6 – Can you also tell us more about the Kurdish cultural magazine you publish? What are the themes and issues it addresses?
‘Bîrnebûn’ (‘Unforgettable’) itself is a reminder to the reader of how important it is to express self-confidence and to not be forgotten. Initially, the magazine was in bilingual Kurdish/Turkish. Now, however, it is wholly published in Kurdish. Apec has been publishing it regularly since 1997.
Our editorial staff consists of Kurds who come from Anatolia. This gives the magazine a special identity – for and by Kurds from Anatolia. The magazine focuses on aspects relating to the lifestyles of Anatolian Kurds: daily language use as well as literature, history, religion, art, dance, music, clothing, marriage and funeral ceremonies, food culture and eating habits, etc. We engage with oral histories. In addition, ‘Bîrnebûn’ publishes occasional historical texts and cultural news by Kurdish writers from other parts of Kurdistan, which also links our histories together. The editorial language is North Kurdish (Kurmancî), which is spoken by the majority of the Kurdish population. Articles are also written in other dialects such as Zaza and Sexbizînî.
7 – How do you see the future of the Kurdish language?
The two main dialects, Soranî and Kurmancî, will survive because these two dialects are widely used today in new media such as the internet and social media. But the future of dialects such as Goranî, Sexbizînî and Zaza are uncertain. There is a real risk that these dialects will disappear.
As for the Kurdish language in northern Kurdistan, i.e., the Turkish part of Kurdistan and for Kurds in central Anatolia, the language is under serious threat. The situation of the Kurdish language has worsened over the past five or six years in Turkey. Nowadays, both in Turkish cities and in Kurdish cities, school-age children are rarely heard speaking Kurdish. I myself have attended the book fair in Diyarbakir several times and could see this so clearly. Today, the situation for Kurdish children is desperate.
In 2013-2014, for example, I was at the Diyarbakir book fair and it is customary that for its first two days, all primary and middle school students can visit it.

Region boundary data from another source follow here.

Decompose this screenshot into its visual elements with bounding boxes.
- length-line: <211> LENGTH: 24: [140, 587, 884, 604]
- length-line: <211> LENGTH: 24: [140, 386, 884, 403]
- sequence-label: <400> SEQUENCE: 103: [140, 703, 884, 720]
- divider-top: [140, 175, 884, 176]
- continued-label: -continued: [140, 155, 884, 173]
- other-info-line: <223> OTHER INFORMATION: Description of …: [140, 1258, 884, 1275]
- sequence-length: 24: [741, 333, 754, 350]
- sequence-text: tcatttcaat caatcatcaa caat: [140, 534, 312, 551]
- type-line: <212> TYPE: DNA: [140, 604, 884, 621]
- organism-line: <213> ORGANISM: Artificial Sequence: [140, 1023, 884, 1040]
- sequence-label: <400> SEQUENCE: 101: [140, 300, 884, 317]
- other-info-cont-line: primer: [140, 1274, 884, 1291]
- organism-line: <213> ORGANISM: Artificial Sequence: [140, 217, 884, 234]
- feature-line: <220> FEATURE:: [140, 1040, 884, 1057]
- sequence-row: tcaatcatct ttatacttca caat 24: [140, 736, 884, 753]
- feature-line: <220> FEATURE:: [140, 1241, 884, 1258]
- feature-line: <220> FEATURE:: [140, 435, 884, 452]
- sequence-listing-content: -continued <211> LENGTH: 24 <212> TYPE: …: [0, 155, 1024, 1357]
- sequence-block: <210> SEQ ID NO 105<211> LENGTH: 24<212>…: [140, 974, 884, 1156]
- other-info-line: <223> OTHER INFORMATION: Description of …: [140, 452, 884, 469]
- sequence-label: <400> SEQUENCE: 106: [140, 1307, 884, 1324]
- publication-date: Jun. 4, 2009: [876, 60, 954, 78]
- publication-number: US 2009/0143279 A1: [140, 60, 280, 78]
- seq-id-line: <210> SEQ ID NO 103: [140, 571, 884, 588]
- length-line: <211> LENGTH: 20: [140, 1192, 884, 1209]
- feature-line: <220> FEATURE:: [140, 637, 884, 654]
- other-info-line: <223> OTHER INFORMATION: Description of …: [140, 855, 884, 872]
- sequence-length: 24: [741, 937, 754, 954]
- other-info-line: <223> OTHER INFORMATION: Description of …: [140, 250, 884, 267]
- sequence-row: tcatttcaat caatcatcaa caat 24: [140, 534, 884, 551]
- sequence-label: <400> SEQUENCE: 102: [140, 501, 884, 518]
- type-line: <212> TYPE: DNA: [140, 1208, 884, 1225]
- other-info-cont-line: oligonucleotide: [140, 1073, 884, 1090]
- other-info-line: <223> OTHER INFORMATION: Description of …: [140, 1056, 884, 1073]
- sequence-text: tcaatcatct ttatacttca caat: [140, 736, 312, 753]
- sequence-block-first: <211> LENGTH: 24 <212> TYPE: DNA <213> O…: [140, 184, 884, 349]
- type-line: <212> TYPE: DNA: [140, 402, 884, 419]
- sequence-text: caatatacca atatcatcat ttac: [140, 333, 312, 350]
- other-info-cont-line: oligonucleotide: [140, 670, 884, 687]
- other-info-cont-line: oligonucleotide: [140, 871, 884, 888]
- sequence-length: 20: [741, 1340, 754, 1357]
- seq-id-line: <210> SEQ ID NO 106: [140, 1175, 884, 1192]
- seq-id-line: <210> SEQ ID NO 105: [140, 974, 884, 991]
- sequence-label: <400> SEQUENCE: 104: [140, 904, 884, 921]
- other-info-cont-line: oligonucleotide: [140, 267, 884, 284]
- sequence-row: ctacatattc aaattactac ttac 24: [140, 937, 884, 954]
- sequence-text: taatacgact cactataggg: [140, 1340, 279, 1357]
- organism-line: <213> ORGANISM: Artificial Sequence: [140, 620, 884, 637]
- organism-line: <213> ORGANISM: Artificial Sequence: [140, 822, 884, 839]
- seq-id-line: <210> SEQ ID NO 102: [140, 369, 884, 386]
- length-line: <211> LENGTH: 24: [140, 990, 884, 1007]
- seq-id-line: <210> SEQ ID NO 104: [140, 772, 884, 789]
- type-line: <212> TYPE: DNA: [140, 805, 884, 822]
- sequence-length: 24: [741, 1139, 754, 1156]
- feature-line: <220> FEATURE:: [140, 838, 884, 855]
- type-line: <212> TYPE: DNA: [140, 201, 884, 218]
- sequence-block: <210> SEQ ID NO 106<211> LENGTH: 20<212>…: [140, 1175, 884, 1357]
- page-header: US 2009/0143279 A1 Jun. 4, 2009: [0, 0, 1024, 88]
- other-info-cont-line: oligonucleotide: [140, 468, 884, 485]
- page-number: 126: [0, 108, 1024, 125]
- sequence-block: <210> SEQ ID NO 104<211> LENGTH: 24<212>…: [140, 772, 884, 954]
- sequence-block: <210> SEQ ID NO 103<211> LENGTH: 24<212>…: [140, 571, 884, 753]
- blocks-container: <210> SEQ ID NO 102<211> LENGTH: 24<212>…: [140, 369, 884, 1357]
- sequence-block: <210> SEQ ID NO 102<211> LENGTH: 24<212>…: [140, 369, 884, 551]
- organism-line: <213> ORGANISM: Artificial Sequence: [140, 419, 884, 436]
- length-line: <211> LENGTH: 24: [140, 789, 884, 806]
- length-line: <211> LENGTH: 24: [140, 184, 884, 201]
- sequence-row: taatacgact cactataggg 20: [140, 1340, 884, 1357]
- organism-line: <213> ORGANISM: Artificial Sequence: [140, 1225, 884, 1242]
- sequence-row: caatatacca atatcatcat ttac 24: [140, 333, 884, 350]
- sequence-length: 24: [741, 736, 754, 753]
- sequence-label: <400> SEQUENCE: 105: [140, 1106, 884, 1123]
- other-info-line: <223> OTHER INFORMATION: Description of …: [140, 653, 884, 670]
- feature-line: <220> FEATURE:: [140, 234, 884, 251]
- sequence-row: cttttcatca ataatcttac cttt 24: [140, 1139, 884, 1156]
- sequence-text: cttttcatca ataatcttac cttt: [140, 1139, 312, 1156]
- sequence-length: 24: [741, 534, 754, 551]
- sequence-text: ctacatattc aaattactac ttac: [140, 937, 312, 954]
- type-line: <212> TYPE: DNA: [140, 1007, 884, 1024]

Since we are a children’s book publisher, I had on display many children’s books in Kurdish. Most of these books were translations from Swedish children’s book authors and these books had attractive, beautiful cover pictures. Almost all the children came to our stand and looked through the books and liked the pictures immensely. When I then asked them in Kurdish what they thought of the books, they could not answer because no one knew Kurdish. It was tragic!